Sun is about $330$ times heavier and $100$ times bigger in radius than earth. The ratio of mean density of the Sun to that of earth is
A. $3.3 \times {10^{ - 6}}$
B. $3.3 \times {10^{ - 4}}$
C. $3.3 \times {10^{ - 2}}$
D. $3.3$

Answer 1

Density is defined as the amount of mass of a substance to that of the volume of the same substance. In order to find the mean density here, we have to find the density of the Sun to that of the Earth. Then by comparing the equations we will find the answer.

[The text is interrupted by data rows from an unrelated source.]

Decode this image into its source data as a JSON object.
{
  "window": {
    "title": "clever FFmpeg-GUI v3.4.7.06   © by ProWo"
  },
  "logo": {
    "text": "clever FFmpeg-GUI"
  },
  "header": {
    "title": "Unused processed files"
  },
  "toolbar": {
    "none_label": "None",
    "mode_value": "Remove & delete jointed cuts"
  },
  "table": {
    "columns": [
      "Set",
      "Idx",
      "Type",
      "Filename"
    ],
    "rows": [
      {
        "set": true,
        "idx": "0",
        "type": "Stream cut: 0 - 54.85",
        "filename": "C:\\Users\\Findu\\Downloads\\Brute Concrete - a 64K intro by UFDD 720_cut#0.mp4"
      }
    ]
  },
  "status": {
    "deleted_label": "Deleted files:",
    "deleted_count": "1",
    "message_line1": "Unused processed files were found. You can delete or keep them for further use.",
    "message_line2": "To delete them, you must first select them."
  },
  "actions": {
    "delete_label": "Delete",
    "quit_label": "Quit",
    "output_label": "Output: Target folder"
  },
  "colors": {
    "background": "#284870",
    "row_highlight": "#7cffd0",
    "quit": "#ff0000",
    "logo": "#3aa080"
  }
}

Complete step by step answer:
In the given question it is mentioned that the mass of the Sun is about $330$ times heavier than the Earth. Let us assume that the mass of the Sun is $M$ and that of Earth is $m$.According to the given question we know that,
$M = 330m - - - - - - \left( 1 \right)$
It is also mentioned that the Sun is about $100$ times bigger in radius than the Earth. Now we take the radius of the Sun as $R$ and the radius of Earth as $r$.According to the given question,
$R = 100r - - - - \left( 2 \right)$
Let the volume of the Sun be $V$.
$V = \dfrac{4}{3}\pi {R^3} = \dfrac{4}{3}\pi {\left( {100r} \right)^3} - - - - - - \left( 3 \right)$

And the volume of the Earth is $v$.
$v = \dfrac{4}{3}\pi {r^3} - - - - - \left( 4 \right)$
The density of the Sun is $\rho$ and the density of the Earth is $\rho '$.Therefore,
$\rho = \dfrac{M}{V} = \dfrac{{330 \times m}}{{\dfrac{4}{3}\pi {{\left( {100r} \right)}^3}}}$
And
$\rho ' = \dfrac{m}{v} = \dfrac{m}{{\dfrac{4}{3}\pi {r^3}}}$
Thus, the ratio of the mean density of the Sun to the Earth is,
$\dfrac{\rho }{{\rho '}} = \dfrac{{\dfrac{{330 \times m}}{{\dfrac{4}{3}\pi {{\left( {100r} \right)}^3}}}}}{{\dfrac{m}{{\dfrac{4}{3}\pi {r^3}}}}} \\\ \Rightarrow \dfrac{\rho }{{\rho '}}= \dfrac{{330}}{{{{10}^6}}} \\\ \therefore \dfrac{\rho }{{\rho '}}= 3.3 \times {10^{ - 4}}$

So, the correct option is B.

Note: It must be noted that mean density is also a mathematical form of density.The mass of the Earth is actually $6 \times {10^{24}}{\text{ }}kg$ and the radius of Earth is $6400{\text{ }}km$. In order to calculate the density we need to have the volume, as the shape of the Sun and the Earth are close to the sphere then their volume is calculated as the formula of the volume of the sphere.